È un dipartimento, diciamo così, dinamico.

Personalmente cosa la entusiasma di più del clima accademico?

Quello che mi entusiasma è provare a sfruttare le diversità che compongono la classe quindi storie, emozioni, caratteri differenti. È quella pluralità che mi permette di poter imparare e allo stesso tempo giocare con gli studenti, poi ho sempre detto che non insegno agli allievi un metodo perché la cosa che mi entusiasma di più è la possibilità di poter sperimentare sempre nel rispetto delle persone, delle ideologie, del credo e di tutto quello che è l’identità della persona. Quello che mi emoziona è, vedendo a volte gli studenti spauriti, avere l’occasione di creare empatia o una relazione con loro. Con me gli studenti passano due anni quindi è importante costruire un gruppo e lavorare su di esso. Non credo tutto con quelle persone che si sentono fragili e che se non riescono a fare qualcosa si abbattono: non è colpa loro, il più delle volte bisogna capire che se non sanno fare, è perché nessuno li ha mai messi alla prova. Sono entusiasta perché mi piace quello che faccio, quindi vengo in Accademia pensando che ogni giorno sia un giorno buono per imparare qualcosa e ringrazio i miei studenti che mi regalano tanto. Non credo nel metodo della severità, nel far pesare le cose agli allievi, se uno studente ritengo non sia preparato a sufficienza, invece che dargli un brutto voto, preferisco torni all’appello successivo in modo da farlo lavorare meglio.
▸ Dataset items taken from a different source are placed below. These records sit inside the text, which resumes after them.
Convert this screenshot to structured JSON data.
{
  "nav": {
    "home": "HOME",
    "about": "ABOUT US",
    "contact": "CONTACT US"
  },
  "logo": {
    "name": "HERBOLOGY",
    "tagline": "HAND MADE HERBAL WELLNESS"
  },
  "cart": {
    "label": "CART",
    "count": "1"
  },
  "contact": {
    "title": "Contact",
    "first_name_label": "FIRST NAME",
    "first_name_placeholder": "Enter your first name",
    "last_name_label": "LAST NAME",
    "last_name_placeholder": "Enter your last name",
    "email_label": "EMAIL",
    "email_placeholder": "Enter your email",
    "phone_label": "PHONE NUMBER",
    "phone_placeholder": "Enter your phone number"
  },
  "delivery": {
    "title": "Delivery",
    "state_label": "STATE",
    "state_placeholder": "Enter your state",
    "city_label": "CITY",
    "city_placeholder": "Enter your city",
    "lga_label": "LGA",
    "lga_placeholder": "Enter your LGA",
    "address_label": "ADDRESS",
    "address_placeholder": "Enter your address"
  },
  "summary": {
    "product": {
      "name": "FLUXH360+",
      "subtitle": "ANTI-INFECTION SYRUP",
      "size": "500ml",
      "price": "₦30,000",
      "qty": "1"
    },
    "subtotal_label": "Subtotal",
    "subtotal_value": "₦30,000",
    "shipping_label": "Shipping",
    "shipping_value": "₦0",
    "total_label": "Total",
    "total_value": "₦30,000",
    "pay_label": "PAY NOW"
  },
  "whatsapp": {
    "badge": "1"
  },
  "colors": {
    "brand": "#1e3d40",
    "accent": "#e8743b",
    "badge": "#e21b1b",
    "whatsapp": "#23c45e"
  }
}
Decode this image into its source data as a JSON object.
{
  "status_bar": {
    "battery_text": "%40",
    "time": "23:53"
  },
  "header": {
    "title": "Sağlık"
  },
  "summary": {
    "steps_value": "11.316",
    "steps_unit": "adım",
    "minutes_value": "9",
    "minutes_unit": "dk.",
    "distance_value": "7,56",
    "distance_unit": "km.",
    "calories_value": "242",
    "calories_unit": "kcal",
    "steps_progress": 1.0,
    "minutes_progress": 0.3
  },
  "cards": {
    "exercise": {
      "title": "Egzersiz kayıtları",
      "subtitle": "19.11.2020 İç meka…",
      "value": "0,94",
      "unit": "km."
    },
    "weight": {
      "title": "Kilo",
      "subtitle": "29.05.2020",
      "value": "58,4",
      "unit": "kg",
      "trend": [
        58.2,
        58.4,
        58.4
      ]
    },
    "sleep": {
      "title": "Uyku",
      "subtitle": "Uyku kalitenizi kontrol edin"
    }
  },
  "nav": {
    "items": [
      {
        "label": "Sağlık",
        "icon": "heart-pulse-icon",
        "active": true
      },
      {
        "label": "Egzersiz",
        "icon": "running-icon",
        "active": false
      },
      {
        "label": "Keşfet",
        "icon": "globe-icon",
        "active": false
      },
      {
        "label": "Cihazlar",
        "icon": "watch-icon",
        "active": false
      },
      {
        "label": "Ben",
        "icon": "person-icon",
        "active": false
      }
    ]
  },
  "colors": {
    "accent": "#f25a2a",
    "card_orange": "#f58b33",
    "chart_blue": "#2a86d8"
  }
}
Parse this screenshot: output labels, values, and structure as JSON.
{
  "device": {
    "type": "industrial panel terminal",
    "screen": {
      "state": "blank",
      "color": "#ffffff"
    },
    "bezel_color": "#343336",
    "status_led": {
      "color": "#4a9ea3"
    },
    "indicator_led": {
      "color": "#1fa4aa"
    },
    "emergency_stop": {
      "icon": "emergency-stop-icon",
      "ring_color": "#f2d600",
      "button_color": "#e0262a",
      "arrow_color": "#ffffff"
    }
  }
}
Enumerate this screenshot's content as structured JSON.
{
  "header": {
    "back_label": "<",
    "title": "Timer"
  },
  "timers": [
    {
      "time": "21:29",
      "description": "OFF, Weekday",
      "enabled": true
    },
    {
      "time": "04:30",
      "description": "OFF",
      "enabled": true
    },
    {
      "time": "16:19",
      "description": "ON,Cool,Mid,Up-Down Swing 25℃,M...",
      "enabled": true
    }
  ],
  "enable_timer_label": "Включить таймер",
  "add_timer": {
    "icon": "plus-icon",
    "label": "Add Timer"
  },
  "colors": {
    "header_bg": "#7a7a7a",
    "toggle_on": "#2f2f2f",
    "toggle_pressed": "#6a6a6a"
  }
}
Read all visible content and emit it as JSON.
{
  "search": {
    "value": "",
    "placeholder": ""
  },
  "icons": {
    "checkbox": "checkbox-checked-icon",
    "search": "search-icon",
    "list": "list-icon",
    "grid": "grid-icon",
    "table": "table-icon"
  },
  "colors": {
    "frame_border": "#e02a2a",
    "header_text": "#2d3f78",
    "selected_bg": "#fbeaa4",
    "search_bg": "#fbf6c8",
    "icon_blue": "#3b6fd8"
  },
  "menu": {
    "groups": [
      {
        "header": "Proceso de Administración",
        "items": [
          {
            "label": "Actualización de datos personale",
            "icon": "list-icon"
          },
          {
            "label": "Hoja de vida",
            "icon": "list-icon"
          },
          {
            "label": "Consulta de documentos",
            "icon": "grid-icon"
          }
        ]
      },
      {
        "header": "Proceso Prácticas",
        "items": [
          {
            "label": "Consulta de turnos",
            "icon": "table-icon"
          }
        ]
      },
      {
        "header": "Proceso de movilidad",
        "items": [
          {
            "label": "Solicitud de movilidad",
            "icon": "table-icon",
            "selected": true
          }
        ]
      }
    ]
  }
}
Cosa vorrebbe dire all’ “Angelo Minisci” studente del passato?

Sicuramente avrei voluto incoraggiarlo a non farsi tante paranoie, ero convinto di poter salvare il mondo facendo questa professione, caratterialmente sono una persona molto operativa, per me la stanchezza viene fuori nel momento in cui mi annoio. Ho iniziato a studiare convinto che sarebbe stato il nostro momento: la mia generazione tra gli anni Ottanta e Novanta era una generazione che affrontava diverse crisi nel mio settore, forse avrei dovuto sovraccaricare meno me stesso e non intestardirmi su determinate cose, ma tornassi indietro rifarei tutto, perché ho sempre avuto paura di perdermi qualcosa.

Non sono mai contento di quello che faccio perché penso di poter sempre fare di meglio.

Qual è l’emozione più bella nel momento in cui è al lavoro, nel momento in cui progetta?

Insegnare per me è un modo per capire come poter parlare con gli altri. Io voglio che gli studenti si innamorino dei libri, non che io li costringa a leggerli, ad inizio anno do una bibliografia di un centinaio di libri, dicendo loro che hanno tutta una vita per studiarli, mi piacerebbe che ogni tanto andassero in biblioteca e curiosi scoprano un libro.
Con le imposizioni non si ottiene niente. Insegnare è bello perché si impara e si impara tanto anche da quelle persone che si nascondono in un angolo sentendosi a disagio, in quei casi cerco sempre di mettermi nei loro panni e trovo un modo per aiutarle. Venti anni di Laba possono essere un modo per capire cosa siamo.

Come si fa a mantenersi aggiornati nel proprio campo e anticipare tendenze e necessità sociali?

Se c’è un segreto nella professione del designer sicuramente è nel tenere viva la curiosità, riuscire ad andare controcorrente, avere il coraggio di non mollare. Molte volte ci sono cose che devi fare da solo e chi ti sta vicino non ti può aiutare, non perché non ti vuole bene ma perché non è nella tua testa. Quello che vedi, lo vedi tu ma lo vedono anche tutti gli altri, invece bisogna sapere che c’è un altro mondo, un mondo magico e nascosto che gli altri non vedono perché nella loro testa ci sono preoccupazioni per cose inutili o superflue. Al designer sta il compito di rendere visibile l’invisibile.